Architectural concrete “façade of the year” for V&A Museum in Dundee

Situated on the River Tay, the Victoria & Albert Museum of Design Dundee (V&A Dundee) is the first V&A to be built outside London. The striking structure was designed by Japanese architect Kengo Kuma with BAM as the main contractor. It enjoys the enviable position as neighbor to the RSS Discovery which transported Shackleton and Scott on the Expedition to the Antarctic in 1901.

The design of the façade drew inspiration from the Scottish cliffs and the silhouette of the impressive façade imitates the shape of a ship at dock. Due to the complex geometric slopes and curvatures, coupled with its exposure to the Scottish weather and its proximity to the North Sea marine environment, architectural concrete was the favored material option for this project.


GPS enables installation with pinpoint precision

Techrete started design work on the £5.6m package of precast planks, which underwrite the design intent, in June 2015. BIM was utilized during this stage for the planks but more interestingly and innovatively it was used to accurately locate where the cast-in channels were to be placed in the walls to facilitate the precast fixings. A GPS system of precise co-ordinates was developed to ensure total accuracy of the interface between the cast-in channels and fixings on the panels during the installation process. There were approximately 18,000 channels cast in total. Pioneering bespoke fixings were also engineered by Techrete which contributed to the overall speed of installation. These fixings were specially designed with marine-grade materials to ensure there would be no corrosion due to its maritime location.

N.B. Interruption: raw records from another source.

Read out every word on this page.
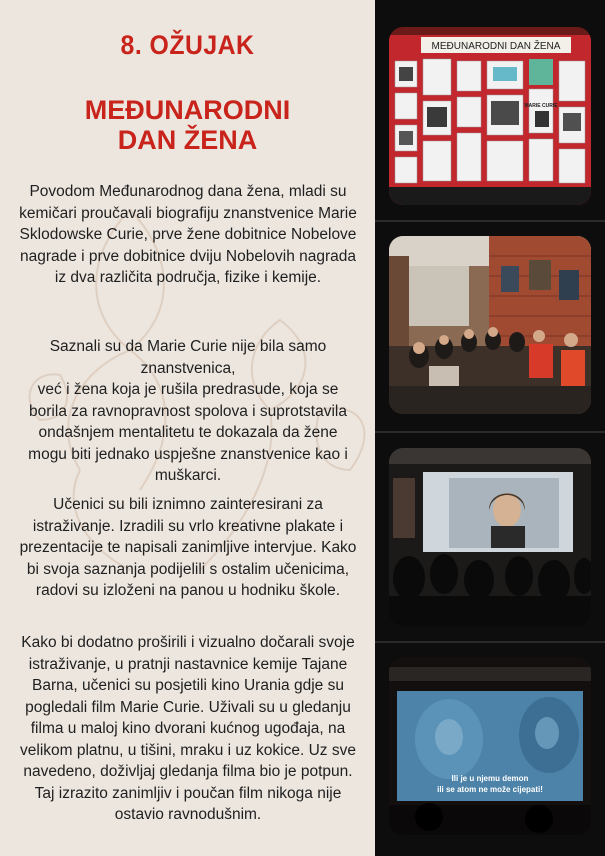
8. OŽUJAK
MEĐUNARODNI
DAN ŽENA

Povodom Međunarodnog dana žena, mladi su kemičari proučavali biografiju znanstvenice Marie Sklodowske Curie, prve žene dobitnice Nobelove nagrade i prve dobitnice dviju Nobelovih nagrada iz dva različita područja, fizike i kemije.

Saznali su da Marie Curie nije bila samo znanstvenica,
već i žena koja je rušila predrasude, koja se borila za ravnopravnost spolova i suprotstavila ondašnjem mentalitetu te dokazala da žene mogu biti jednako uspješne znanstvenice kao i muškarci.

Učenici su bili iznimno zainteresirani za istraživanje. Izradili su vrlo kreativne plakate i prezentacije te napisali zanimljive intervjue. Kako bi svoja saznanja podijelili s ostalim učenicima, radovi su izloženi na panou u hodniku škole.

Kako bi dodatno proširili i vizualno dočarali svoje istraživanje, u pratnji nastavnice kemije Tajane Barna, učenici su posjetili kino Urania gdje su pogledali film Marie Curie. Uživali su u gledanju filma u maloj kino dvorani kućnog ugođaja, na velikom platnu, u tišini, mraku i uz kokice. Uz sve navedeno, doživljaj gledanja filma bio je potpun. Taj izrazito zanimljiv i poučan film nikoga nije ostavio ravnodušnim.

MEĐUNARODNI DAN ŽENA
MARIE CURIE
Ili je u njemu demon
ili se atom ne može cijepati!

Due to the complexity of the curvature and complex geometric slopes of the façade mentioned previously, the manufacture of the molds, in itself, presented some challenges. From a distance, the planks look almost uniform, with a slightly non-linear appearance. The traditional mold manufacture process to facilitate such diversity in the planks would have proved very costly with a lot of wastage so Techrete experimented during the mock-up phase and initially toyed with the idea of devising a hydraulically driven adjustable mold. This method was examined and it was deemed economically prohibitive. Through an advanced design process and collaboration with a steel mold builder, a rotating steel mold was devised that enabled the mold to rotate on large rollers and had the capability to lock the form at given angles which were required for the diversity at the posterior of the units. The fully adjustable steel molds facilitated quick and easy mold changes, were simple to operate and adjust, and eliminated the need for a high volume of molds, thus reducing waste and improving quality.

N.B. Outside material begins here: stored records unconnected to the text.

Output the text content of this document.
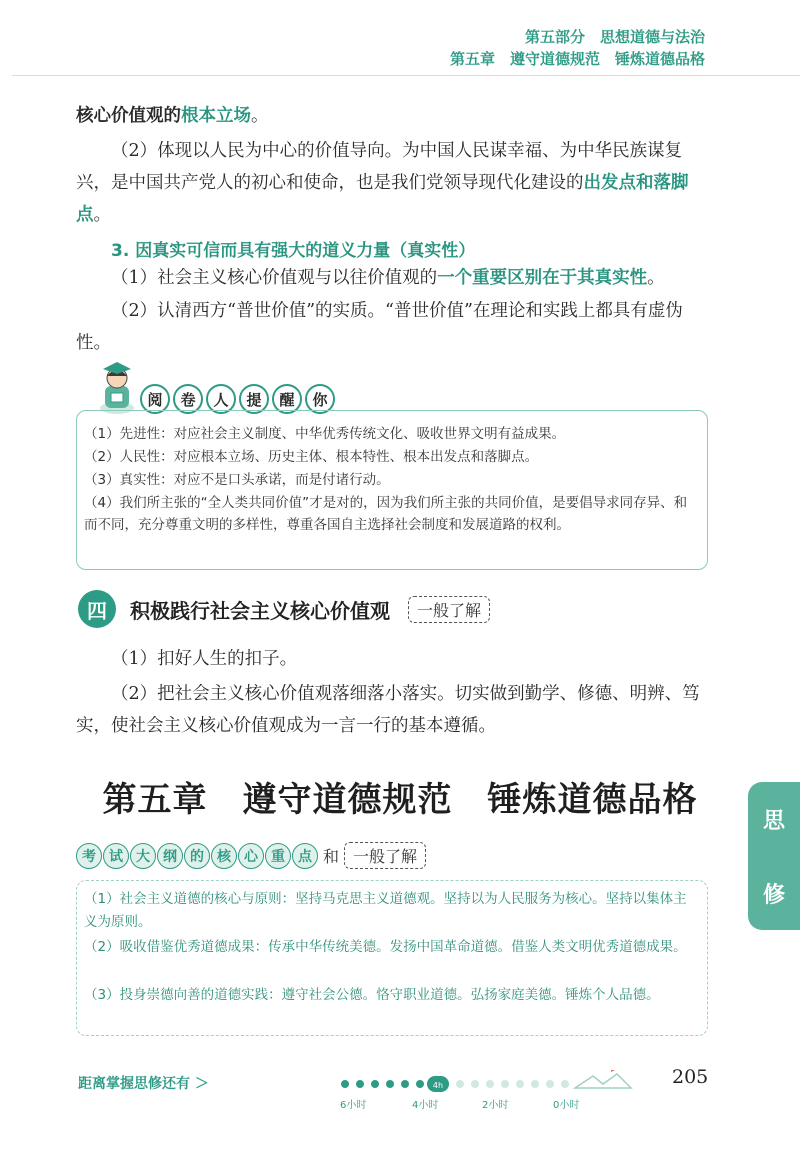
第五部分　思想道德与法治
第五章　遵守道德规范　锤炼道德品格
核心价值观的根本立场。
（2）体现以人民为中心的价值导向。为中国人民谋幸福、为中华民族谋复兴，是中国共产党人的初心和使命，也是我们党领导现代化建设的出发点和落脚点。
3. 因真实可信而具有强大的道义力量（真实性）
（1）社会主义核心价值观与以往价值观的一个重要区别在于其真实性。
（2）认清西方“普世价值”的实质。“普世价值”在理论和实践上都具有虚伪性。
阅	卷	人	提	醒	你
（1）先进性：对应社会主义制度、中华优秀传统文化、吸收世界文明有益成果。
（2）人民性：对应根本立场、历史主体、根本特性、根本出发点和落脚点。
（3）真实性：对应不是口头承诺，而是付诸行动。
（4）我们所主张的“全人类共同价值”才是对的，因为我们所主张的共同价值，是要倡导求同存异、和而不同，充分尊重文明的多样性，尊重各国自主选择社会制度和发展道路的权利。
四	积极践行社会主义核心价值观	一般了解
（1）扣好人生的扣子。
（2）把社会主义核心价值观落细落小落实。切实做到勤学、修德、明辨、笃实，使社会主义核心价值观成为一言一行的基本遵循。
第五章　遵守道德规范　锤炼道德品格
思
修
考 试 大 纲 的 核 心 重 点 和 一般了解
（1）社会主义道德的核心与原则：坚持马克思主义道德观。坚持以为人民服务为核心。坚持以集体主义为原则。
（2）吸收借鉴优秀道德成果：传承中华传统美德。发扬中国革命道德。借鉴人类文明优秀道德成果。
（3）投身崇德向善的道德实践：遵守社会公德。恪守职业道德。弘扬家庭美德。锤炼个人品德。
距离掌握思修还有 ＞	4h
6小时	4小时	2小时	0小时
205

C155 mix in an exposed finish

Careful consideration went into the choice of design mix. With such a detailed design brief for this structure, Techrete worked very closely at the design stage to agree a mix that would encompass all the elements detailed. The chosen mix was a C155 in an exposed finish. This mix encompasses all the design elements one would expect and draws heavily on the design intent to reflect the Scottish cliffs. The mix consists of reconstituted granite which drew direct inspiration from the rugged Scottish landscape and it was further decided to enhance this mix by exposing the aggregates with the use of a retarder during the production stage. This effect was further heightened with a light power washing.

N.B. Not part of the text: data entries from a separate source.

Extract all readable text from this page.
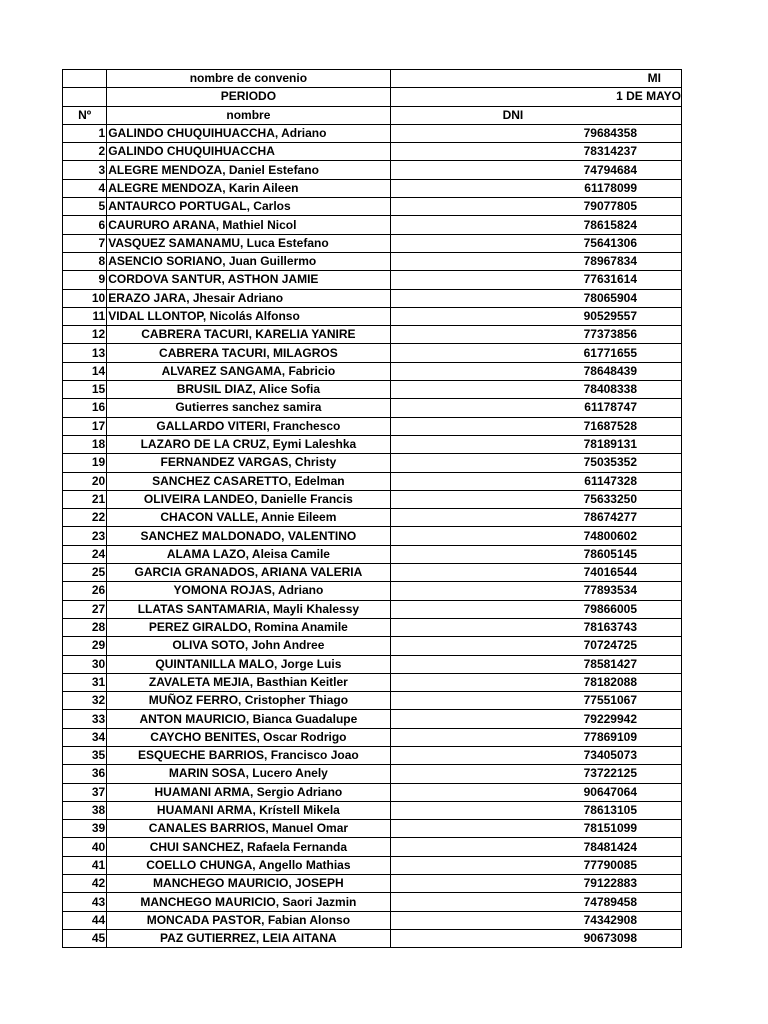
	nombre de convenio	MI
	PERIODO	1 DE MAYO
Nº	nombre	DNI
1	GALINDO CHUQUIHUACCHA, Adriano	79684358
2	GALINDO CHUQUIHUACCHA	78314237
3	ALEGRE MENDOZA, Daniel Estefano	74794684
4	ALEGRE MENDOZA, Karin Aileen	61178099
5	ANTAURCO PORTUGAL, Carlos	79077805
6	CAURURO ARANA, Mathiel Nicol	78615824
7	VASQUEZ SAMANAMU, Luca Estefano	75641306
8	ASENCIO SORIANO, Juan Guillermo	78967834
9	CORDOVA SANTUR, ASTHON JAMIE	77631614
10	ERAZO JARA, Jhesair Adriano	78065904
11	VIDAL LLONTOP, Nicolás Alfonso	90529557
12	CABRERA TACURI, KARELIA YANIRE	77373856
13	CABRERA TACURI, MILAGROS	61771655
14	ALVAREZ SANGAMA, Fabricio	78648439
15	BRUSIL DIAZ, Alice Sofia	78408338
16	Gutierres sanchez samira	61178747
17	GALLARDO VITERI, Franchesco	71687528
18	LAZARO DE LA CRUZ, Eymi Laleshka	78189131
19	FERNANDEZ VARGAS, Christy	75035352
20	SANCHEZ CASARETTO, Edelman	61147328
21	OLIVEIRA LANDEO, Danielle Francis	75633250
22	CHACON VALLE, Annie Eileem	78674277
23	SANCHEZ MALDONADO, VALENTINO	74800602
24	ALAMA LAZO, Aleisa Camile	78605145
25	GARCIA GRANADOS, ARIANA VALERIA	74016544
26	YOMONA ROJAS, Adriano	77893534
27	LLATAS SANTAMARIA, Mayli Khalessy	79866005
28	PEREZ GIRALDO, Romina Anamile	78163743
29	OLIVA SOTO, John Andree	70724725
30	QUINTANILLA MALO, Jorge Luis	78581427
31	ZAVALETA MEJIA, Basthian Keitler	78182088
32	MUÑOZ FERRO, Cristopher Thiago	77551067
33	ANTON MAURICIO, Bianca Guadalupe	79229942
34	CAYCHO BENITES, Oscar Rodrigo	77869109
35	ESQUECHE BARRIOS, Francisco Joao	73405073
36	MARIN SOSA, Lucero Anely	73722125
37	HUAMANI ARMA, Sergio Adriano	90647064
38	HUAMANI ARMA, Krístell Mikela	78613105
39	CANALES BARRIOS, Manuel Omar	78151099
40	CHUI SANCHEZ, Rafaela Fernanda	78481424
41	COELLO CHUNGA, Angello Mathias	77790085
42	MANCHEGO MAURICIO, JOSEPH	79122883
43	MANCHEGO MAURICIO, Saori Jazmin	74789458
44	MONCADA PASTOR, Fabian Alonso	74342908
45	PAZ GUTIERREZ, LEIA AITANA	90673098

The manufacturing period, which occupied approximately 15% of the production capacity, commenced in August 2016 and the duration was a year. Two months of preparatory site works were undertaken to ensure a seamless installation of the 8,787 linear meters of planks, ranging in weight from 0.9 to 2.8 t. The program was initially designed to install all planks in a 36-week period but due to the innovative GPS system of placing fixings, coupled with the preparatory site works and pioneering fixings, this was reduced to 28 weeks whilst on occasions installing up to 22 planks per day. Higher level planks were installed using mobile cranes but those on the lower levels, due to their underslung nature, had to be installed with a specialist bespoke lifting equipment designed by Techrete and their specialist lifting equipment supplier. The onsite installation commenced in March 2017 and was complete by the end of October 2017.

This project has already commenced collecting awards and was recently awarded the Façade of the Year title by the International design magazine, Wallpaper. The technical innovation displayed during design, production and installation further displays the versatility of concrete.